Once the echo had stilled, silence returned. He wished he’d brought a torch or a lighter or something—anything—to help him see by.
I’ll walk to the back wall. I’ll walk slowly, and I’ll feel for the cage. Just to find out if it’s still there. If the girl—Ada?—is still locked inside of it.
He’d almost reached it when he heard the sob, the sigh, the sound of a voice that had been held in too long, breaking on tears.
“Neven?”
Daniel reached an arm out and his fingers scraped the concrete wall. He stepped closer and his foot bumped against Neven’s knee.
“It didn’t work,” Neven said from below him. “I opened the cage but she wouldn’t reach for me. I tried to pull her out, but she wouldn’t take my hands. She didn’t want to touch me. To hold onto me.”
Daniel stood very still for a moment, staring, forcing himself to see. After a minute he made out the shape of the cage. It was just to his left, its hard edges glimmering softly in the black and white fuzz of his weak night vision.
“Is she still inside?”
“Yes.”
Daniel thought for a moment. When he spoke, his voice trembled. “Is she…is she breathing?”
“I don’t know.”
“Goddammit, Neven.”
Daniel sank to his haunches and felt along the edges of the cage.

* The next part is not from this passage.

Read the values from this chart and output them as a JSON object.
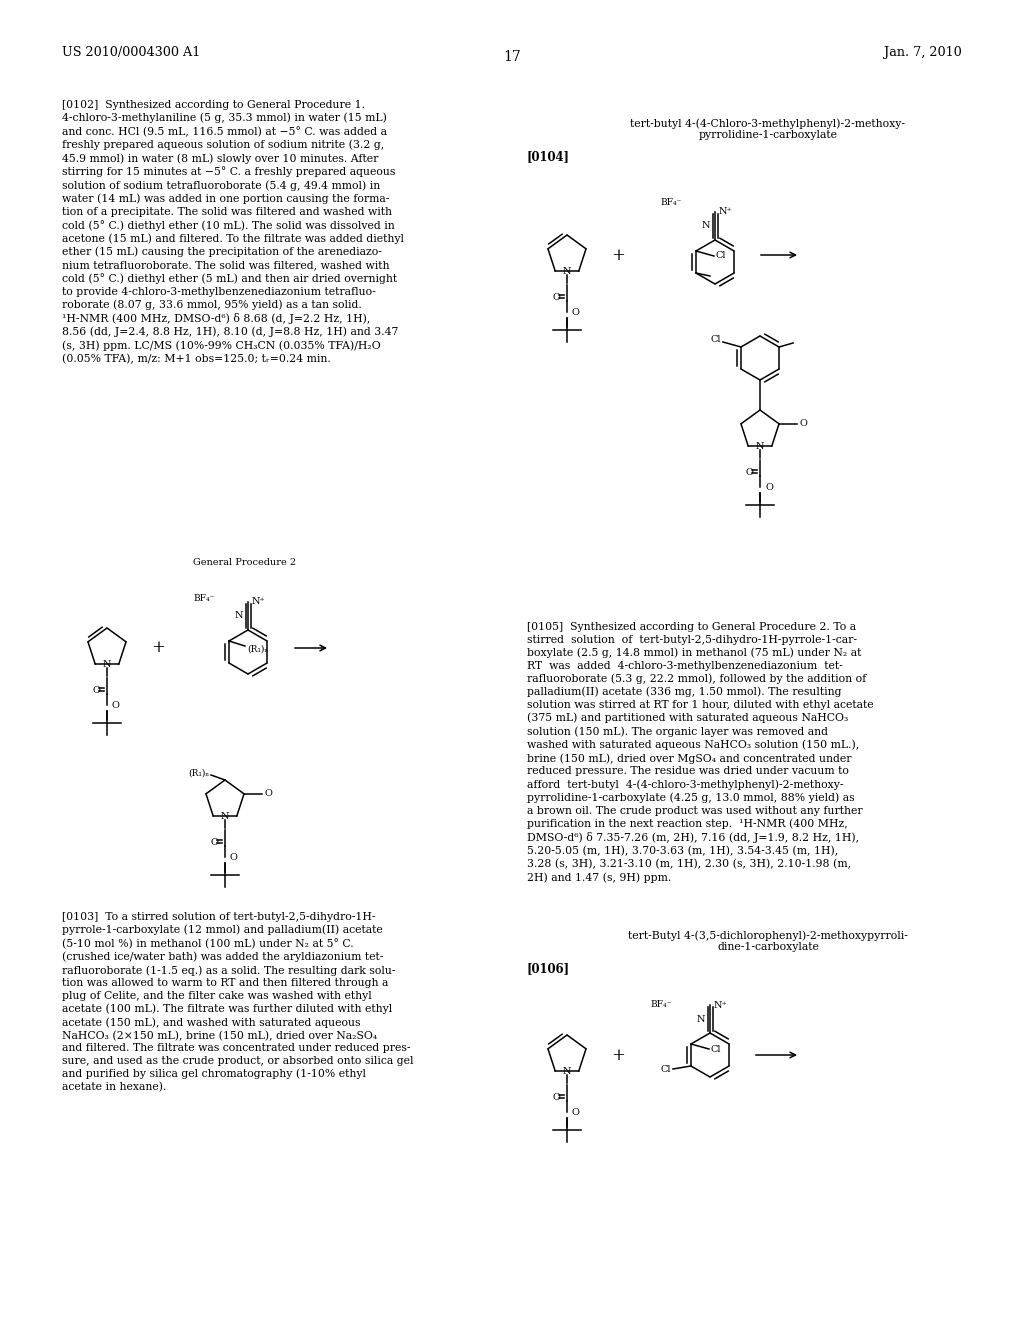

The top was open. His hands vanished inside and he felt blindly, groping. He touched something soft, something cold. Something alive? His fingers travelled, trembling. Her thigh? Her shoulder? He moved his hand further back and he felt the feathery taper of her hair. He tugged at it and it came loose in his fingers. Quickly he rose off his knees, bending in, cupping her face. Her mouth was slack—not rigor mortis, she might not be dead—her head hung loose on her shoulders.